Paul Belomy

Consultant in Adult Education 1995- Present

Santa Clara Unified School District,Director of Educational Options, 1981-1995

Fremont Union High School District, Principal of Adult Education, 1976-1981


Excerpt from an interview with:Paul Belomy
INTERVIEWER: Cuba Miller
DATE: June 12 and July 11, 2001

CM: I know you did have very elaborate graduations. Do you want to talk about your graduations?

PB: Yes. I always wanted to have graduations with cap and gown for adults. I know a lot of districts didn't do that, and it probably had to do with the numbers, that they didn't have sufficiently large numbers. But from the very beginning when we thought we were going to have maybe sixty graduates, we decided to do cap and gowns with the dark blue cap and gowns with a white tassel or a blue tassel, depending on female or male. And we did it in the gym. The gym would be filled. We'd have probably eighteen hundred people in the gym. [We] sat twelve hundred in the bleachers. And then we put up chairs on the floor for [the public]. One of the closed schools had a portable stage that was about twenty-by-twenty, and it was on wheels, folded up like an accordion. We talked somebody out of that and put that in the gym, and that became our stage for graduation. It was great. And for many years — I can't tell you exactly how many, but for many years — every single board member came to the graduation and was on the stage and stood in the receiving line.

CM: That's great.

PB: Yes, that was good.

CM: And that shows real support for your program.

PB: They were very, very supportive.
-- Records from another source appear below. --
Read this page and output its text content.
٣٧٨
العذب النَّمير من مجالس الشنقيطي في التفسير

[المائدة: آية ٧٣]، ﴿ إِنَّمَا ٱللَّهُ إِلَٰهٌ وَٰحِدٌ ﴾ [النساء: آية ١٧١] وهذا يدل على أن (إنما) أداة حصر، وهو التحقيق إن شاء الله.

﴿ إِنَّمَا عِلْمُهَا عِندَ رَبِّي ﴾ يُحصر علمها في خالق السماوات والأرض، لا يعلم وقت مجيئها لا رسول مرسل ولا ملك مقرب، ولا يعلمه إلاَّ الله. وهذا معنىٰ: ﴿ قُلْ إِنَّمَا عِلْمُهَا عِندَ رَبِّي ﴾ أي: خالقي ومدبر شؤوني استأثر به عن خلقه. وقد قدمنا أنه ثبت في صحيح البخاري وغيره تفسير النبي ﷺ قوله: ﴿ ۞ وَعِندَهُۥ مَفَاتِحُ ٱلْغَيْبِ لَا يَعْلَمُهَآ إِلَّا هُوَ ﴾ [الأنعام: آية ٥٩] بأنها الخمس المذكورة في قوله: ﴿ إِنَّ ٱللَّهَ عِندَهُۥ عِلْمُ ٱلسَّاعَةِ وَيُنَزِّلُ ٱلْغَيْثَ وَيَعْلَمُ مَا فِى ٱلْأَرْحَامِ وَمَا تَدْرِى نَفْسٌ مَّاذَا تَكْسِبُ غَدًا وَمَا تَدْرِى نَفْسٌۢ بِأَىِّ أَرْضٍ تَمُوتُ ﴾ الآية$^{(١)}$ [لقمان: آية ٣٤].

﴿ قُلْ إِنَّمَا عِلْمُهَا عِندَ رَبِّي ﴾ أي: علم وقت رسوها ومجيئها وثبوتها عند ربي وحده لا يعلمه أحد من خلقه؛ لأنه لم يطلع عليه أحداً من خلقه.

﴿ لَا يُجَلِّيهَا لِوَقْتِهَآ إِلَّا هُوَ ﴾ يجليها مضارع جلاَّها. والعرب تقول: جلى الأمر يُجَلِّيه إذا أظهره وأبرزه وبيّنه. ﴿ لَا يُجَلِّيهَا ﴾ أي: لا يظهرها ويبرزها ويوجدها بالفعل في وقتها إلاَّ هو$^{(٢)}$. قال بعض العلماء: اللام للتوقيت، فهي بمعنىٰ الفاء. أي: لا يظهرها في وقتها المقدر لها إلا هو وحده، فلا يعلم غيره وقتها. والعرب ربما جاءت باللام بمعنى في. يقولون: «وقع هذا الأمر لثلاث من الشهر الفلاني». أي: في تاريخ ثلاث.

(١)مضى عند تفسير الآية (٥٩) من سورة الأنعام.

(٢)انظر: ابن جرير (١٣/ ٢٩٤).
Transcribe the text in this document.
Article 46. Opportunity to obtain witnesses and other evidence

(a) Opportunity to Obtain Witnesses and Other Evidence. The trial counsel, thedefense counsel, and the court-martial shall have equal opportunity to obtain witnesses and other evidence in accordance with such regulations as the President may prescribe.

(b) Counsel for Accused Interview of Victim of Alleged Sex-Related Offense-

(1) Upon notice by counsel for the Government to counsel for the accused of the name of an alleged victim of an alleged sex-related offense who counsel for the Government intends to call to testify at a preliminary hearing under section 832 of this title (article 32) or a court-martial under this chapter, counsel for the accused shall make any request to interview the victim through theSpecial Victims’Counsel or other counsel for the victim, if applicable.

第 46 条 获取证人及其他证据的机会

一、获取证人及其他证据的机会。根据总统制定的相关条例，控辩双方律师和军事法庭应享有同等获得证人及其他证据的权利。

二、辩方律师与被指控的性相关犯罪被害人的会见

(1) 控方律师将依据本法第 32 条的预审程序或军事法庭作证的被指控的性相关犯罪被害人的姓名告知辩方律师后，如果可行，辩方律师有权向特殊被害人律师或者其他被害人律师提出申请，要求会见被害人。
And that tradition has continued. I talked to the director recently, and the same thing, all the board members showed up again. And they love it. They love it. Because it's a very personalized graduation, because even though we have a hundred and fifty or a hundred and sixty graduates, we still try to say something personal about each one of them so that when they hand us their three-by-five card with their name on it, there is a personalized statement from them and from us to them. Usually they thank a teacher or the school or their parents, and we thank them for whatever they did in terms of being one of our students.

CM: Did you have speakers at graduation?

PB: Oh, yes. We've had the mayor, and we've had — you name it, we've had (chuckles) as many people as we could get in to be speakers.

CM: And student speeches as well?

PB: Yes. Two or three student speeches.

CM: The whole thing.

PB: And it was interesting because there was usually an ESL contingent that had finished ESL, gone through the diploma program, and they would be one of the speakers. Then there was the young parents' center, the pregnant minors, who had gone through the diploma program, and they would be one of the speakers. And then we would have one of the students from just the regular high school program for adults. We had a lot of unique things happen. Once we had the grandmother, the mother, and the son all graduating on the same stage at the same time.

CM: Oh, my goodness!

PB: Which is kind of unique.

CM: You must have gotten lots of publicity out of that.

PB: Susan Caruthers was our public relations person, and she would call Rico Chacon and all these people that she knew, and they would swarm us at night on graduation night. The channels were vying with each other to see who could get the most footage.